How can actors in risk management improve collaboration?

Peter Lauwe: Stakeholders increase the exchange of insights and findings from their respective risk management systems. In a project that we supervised, a critical infrastructure operator marked the areas within a county in which its service would no longer be available in the event of a power failure. This was valuable emergency planning information for the fire brigades located in this county.

 

What developments are planned for the future? And where do you see future support opportunities from research institutes such as the Fraunhofer FKIE?

Peter Lauwe: The complexity of the individual infrastructures and the complexity of the interaction between infrastructures will steadily increase. The risks are also changing and, in some cases, increasing. We have to learn how to deal with these changes in order to assure the protection of critical infrastructures in the future.

In my view, two developments are important in this regard. On the one hand, despite or because of the complexity, we should continue to improve the reliability of systems and, in doing so, take the aspect of system resilience into consideration from the planning phase onwards.

On the other hand, we need simple fallback systems in critical infrastructures, which in the event of serious disruptions make it possible to maintain supply to parts of the population.

There is certainly a great need for support from all of the actors involved. Further, many questions can only be answered with the help of the scientific community.

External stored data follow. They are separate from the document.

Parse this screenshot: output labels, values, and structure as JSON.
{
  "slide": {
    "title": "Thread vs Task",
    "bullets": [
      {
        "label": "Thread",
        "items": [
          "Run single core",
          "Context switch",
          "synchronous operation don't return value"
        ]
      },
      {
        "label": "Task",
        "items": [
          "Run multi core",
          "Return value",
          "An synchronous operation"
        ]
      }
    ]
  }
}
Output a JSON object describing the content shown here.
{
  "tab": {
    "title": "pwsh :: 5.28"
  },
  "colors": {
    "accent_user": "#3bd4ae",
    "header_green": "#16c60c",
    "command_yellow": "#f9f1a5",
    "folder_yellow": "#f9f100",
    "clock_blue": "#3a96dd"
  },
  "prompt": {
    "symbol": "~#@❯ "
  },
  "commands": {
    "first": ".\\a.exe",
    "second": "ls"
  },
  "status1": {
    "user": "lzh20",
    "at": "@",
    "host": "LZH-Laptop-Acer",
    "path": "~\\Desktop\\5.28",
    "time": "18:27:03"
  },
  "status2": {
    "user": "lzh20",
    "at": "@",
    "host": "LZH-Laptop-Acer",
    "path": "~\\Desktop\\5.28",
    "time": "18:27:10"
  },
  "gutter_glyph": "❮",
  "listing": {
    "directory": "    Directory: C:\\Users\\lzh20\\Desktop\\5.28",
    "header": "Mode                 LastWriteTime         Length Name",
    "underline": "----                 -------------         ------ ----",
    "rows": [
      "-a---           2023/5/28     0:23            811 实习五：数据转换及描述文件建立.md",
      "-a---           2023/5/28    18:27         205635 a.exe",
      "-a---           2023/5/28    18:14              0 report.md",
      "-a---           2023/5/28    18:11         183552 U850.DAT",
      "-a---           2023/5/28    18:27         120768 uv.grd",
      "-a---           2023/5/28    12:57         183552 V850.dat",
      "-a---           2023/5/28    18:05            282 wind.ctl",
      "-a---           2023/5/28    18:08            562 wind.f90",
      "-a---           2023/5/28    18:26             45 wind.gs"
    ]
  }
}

On this point, as well, I can only mention a few examples of questions that have not yet been sufficiently clarified for us:

  • How will critical infrastructures change in the future?
  • What role does artificial intelligence play in this development?
  • What do these changes mean for supply security?
  • How can forecasting capabilities for potential impacts be improved in practice?
  • What is the increasing role of data use in critical infrastructure protection?
  • How must/should the legal framework be further developed?
  • How must/should standards be further developed?